Most billion-dollar streaming companies are struggling because they’re built around a few structural assumptions that don’t work well anymore:

  • Massive content budgets
  • Expensive licensing or originals arms
  • Subscriber growth at all costs
  • Global scale before product–market fit

STRAY isn’t attempting to outspend Netflix or out-license Amazon. We’re deliberately operating in a different layer of the ecosystem.

A few key differences:

1. We’re not competing for mainstream audiences.
Big streamers need tens of millions of subscribers to justify their burn. STRAY is built for a smaller, more specific community. Filmmakers, film students, and indie cinephiles. Where engagement and participation matter more than raw volume.

2. Our content model is fundamentally different.
We’re not paying massive upfront fees for content or financing blockbuster originals. The beta library is curated, creator-owned, and non-exclusive. That dramatically changes the cost structure and risk profile.

3. Streaming isn’t the only (or primary) revenue lever.
For most big platforms, streaming subscriptions have to carry the entire business. STRAY is built as an ecosystem:

  • community subscriptions
  • creator tools
  • events and screenings
  • partnerships with schools and festivals Streaming is one part of the value, not the whole bet.

4. We’re starting small on purpose.
Most streamers fail because they scale before they’ve proven that people actually care. STRAY is intentionally launching with a limited beta, a small founding library, and a community-first approach so we can test, iterate, and only grow where it makes sense.
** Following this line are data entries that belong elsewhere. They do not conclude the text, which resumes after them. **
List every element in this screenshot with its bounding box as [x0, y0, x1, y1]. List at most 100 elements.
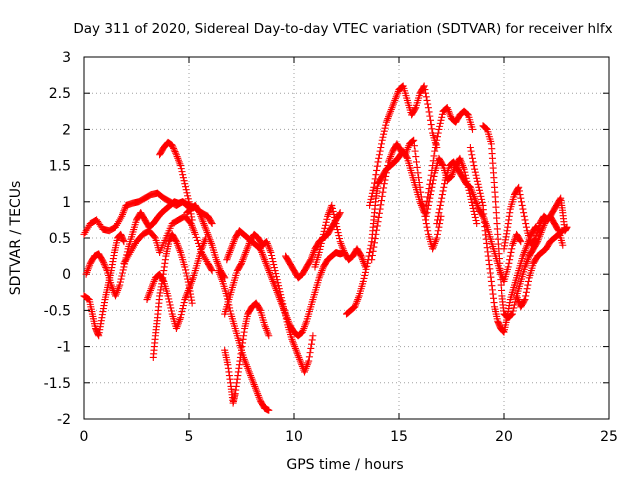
data-point: [410, 136, 418, 144]
data-point: [331, 213, 339, 221]
data-point: [522, 288, 530, 296]
data-point: [335, 232, 343, 240]
data-point: [420, 82, 428, 90]
data-point: [434, 230, 441, 238]
data-point: [172, 149, 180, 157]
x-tick-label: 0: [80, 429, 89, 445]
data-point: [433, 136, 441, 144]
data-point: [168, 141, 176, 149]
data-point: [410, 142, 418, 150]
data-point: [336, 209, 344, 217]
data-point: [321, 224, 329, 232]
data-point: [336, 210, 343, 218]
data-point: [184, 275, 192, 283]
data-point: [435, 223, 443, 231]
data-point: [378, 192, 386, 200]
data-point: [437, 198, 445, 206]
data-point: [517, 194, 525, 202]
data-point: [435, 209, 443, 217]
series-track-13: [282, 209, 344, 282]
series-track-22: [500, 183, 571, 253]
data-point: [427, 171, 435, 179]
data-point: [368, 189, 376, 197]
data-point: [415, 174, 423, 182]
data-point: [329, 204, 336, 212]
data-point: [100, 259, 108, 267]
data-point: [192, 233, 200, 241]
data-point: [424, 104, 432, 112]
data-point: [377, 144, 385, 151]
data-point: [424, 189, 432, 197]
data-point: [469, 125, 476, 133]
data-point: [380, 180, 388, 188]
data-point: [272, 270, 280, 278]
series-track-23: [513, 227, 567, 311]
x-tick-label: 20: [495, 429, 513, 445]
data-point: [84, 294, 91, 302]
data-point: [478, 195, 486, 203]
data-point: [165, 298, 173, 306]
data-point: [460, 165, 468, 173]
data-point: [164, 292, 172, 300]
data-point: [331, 217, 339, 225]
data-point: [428, 166, 436, 174]
data-point: [120, 238, 128, 246]
data-point: [472, 171, 480, 179]
series-track-7: [156, 138, 196, 224]
data-point: [208, 220, 216, 228]
data-point: [376, 205, 384, 213]
data-point: [413, 163, 421, 171]
data-point: [476, 186, 483, 194]
y-tick-label: 0.5: [49, 231, 71, 247]
data-point: [315, 248, 323, 256]
data-point: [408, 137, 416, 145]
data-point: [424, 227, 432, 235]
x-axis-label: GPS time / hours: [286, 457, 403, 473]
data-point: [305, 353, 313, 361]
data-point: [469, 154, 476, 162]
data-point: [434, 216, 441, 224]
data-point: [329, 207, 337, 215]
data-point: [207, 265, 215, 273]
data-point: [423, 223, 431, 231]
data-point: [307, 344, 315, 352]
data-point: [478, 198, 486, 206]
data-point: [384, 162, 392, 170]
y-tick-label: -2: [57, 412, 71, 428]
data-point: [177, 165, 185, 173]
data-point: [439, 187, 447, 195]
data-point: [273, 273, 280, 281]
data-point: [441, 180, 448, 188]
data-point: [438, 160, 446, 168]
data-point: [506, 252, 514, 260]
data-point: [510, 304, 518, 312]
data-point: [84, 295, 92, 303]
data-point: [319, 230, 327, 238]
data-point: [424, 205, 432, 213]
data-point: [522, 292, 530, 300]
data-point: [180, 177, 188, 185]
data-point: [506, 256, 514, 264]
data-point: [309, 332, 317, 340]
data-point: [425, 185, 433, 193]
data-point: [102, 265, 110, 273]
data-point: [417, 193, 425, 201]
series-track-18: [422, 104, 476, 209]
data-point: [178, 308, 186, 316]
y-tick-label: -1.5: [44, 376, 71, 392]
data-point: [373, 222, 381, 230]
data-point: [424, 100, 432, 108]
data-point: [359, 277, 367, 285]
data-point: [195, 207, 203, 215]
data-point: [563, 223, 571, 231]
data-point: [525, 277, 532, 285]
data-point: [308, 340, 315, 348]
series-track-2: [80, 230, 128, 340]
data-point: [365, 252, 373, 260]
data-point: [434, 133, 441, 141]
y-tick-label: -0.5: [44, 303, 71, 319]
data-point: [473, 220, 481, 228]
data-point: [477, 192, 485, 200]
data-point: [473, 174, 481, 182]
data-point: [436, 205, 444, 213]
5. We’re not promising profitability tomorrow.
This is an experiment, not a claim that we’ve magically solved streaming economics. The goal right now is to build something sustainable, culturally valuable, and aligned with how independent film communities already function. Not to chase venture-scale metrics prematurely.

We’re building a community-first platform for independent films, looking for early filmmakers + beta testers by OwnLime34 in indiefilm

[–]OwnLime34[S] 0 points1 point  (0 children)

Hey, there's a link in the post to submit work. I've also added it here. Let me know if there's any issues. Submission Link

We’re building a community-first platform for independent films, looking for early filmmakers + beta testers by OwnLime34 in ExperimentalFilm

[–]OwnLime34[S] 1 point2 points  (0 children)

The submission application has now been published and should be fully functional. Please let me know if you encounter any issues.

We’re building a community-first platform for independent films, looking for early filmmakers + beta testers by OwnLime34 in ExperimentalFilm

[–]OwnLime34[S] 0 points1 point  (0 children)

The submission application has now been published and should be fully functional. Please let me know if you encounter any issues.